Des créatures à l’apparence à la fois loufoques et inquiétantes, un peuple de gobelins qui ne sont pas sans rappeler les méchants gremlins, un gigantesque monstre qui parle aux pierres, des lieux dont l’apparence se modifie sans cesse… Voici l’univers dans lequel nous emmène Labyrinthe et où évolue Sarah, jeune héroïne qui doit ramener en moins de 13 heures Toby, son petit frère enlevé et menacé d’être lui-même transformé en gobelin.

Quelques années après son premier long métrage Dark Crystal, Jim Henson réalise un nouveau conte fantastique, dans lequel des acteurs et actrices réels se mêlent cette fois aux marionnettes. Et non des moindres, puisque Jareth, le roi des gobelins, est incarné par David Bowie, véritable icône pop, qui signe également la bande originale du film. Son personnage de star glam-rock trouve naturellement sa place dans cet univers aux costumes somptueux et aux décors étonnants, dont certains inspirés de l’œuvre de l’artiste M.C. Escher, notamment la pièce des escaliers qu’on gravit ou descend sans fin.
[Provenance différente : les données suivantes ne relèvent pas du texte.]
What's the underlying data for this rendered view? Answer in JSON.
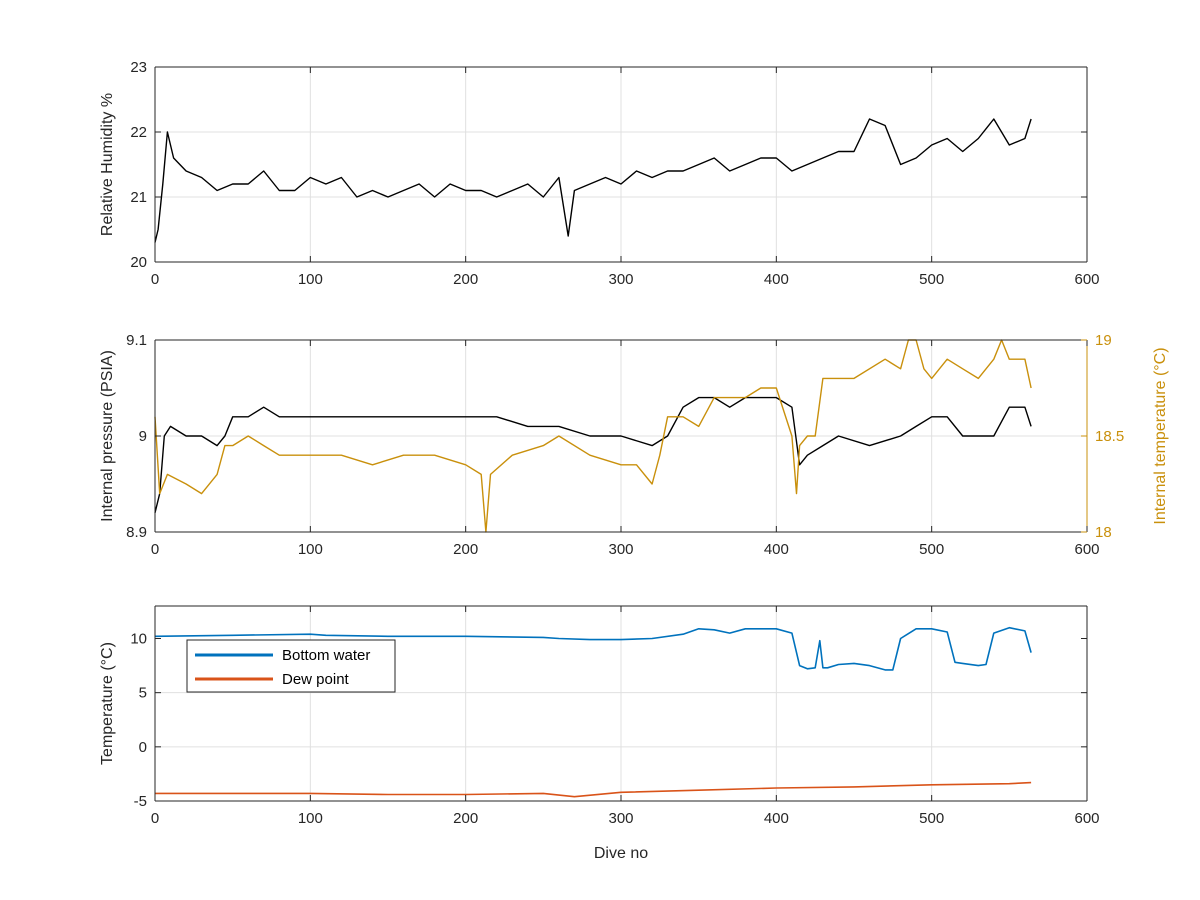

D’autres influences sont présentes dans le film, citées ou non, telle celle de Maurice Sendak, auteur du célèbre album jeunesse Max et les Maximonstres, d’Alice au Pays des merveilles de Lewis Caroll, de Peter Pan de J.M. Barrie ou encore du film L’Histoire sans fin de Wolfgang Petersen réalisé deux ans avant Labyrinthe. Comme les héros et héroïnes de ces œuvres, Sarah est un personnage pour qui les mondes imaginaires sont une échappatoire à un réel contraignant et terne avec lequel elle finira pourtant par se réconcilier dans un joli happy end. Une aventure fantastique qui est donc aussi un récit initiatique dans lequel se reconnaîtront les jeunes spectatrices et spectateurs en train de grandir...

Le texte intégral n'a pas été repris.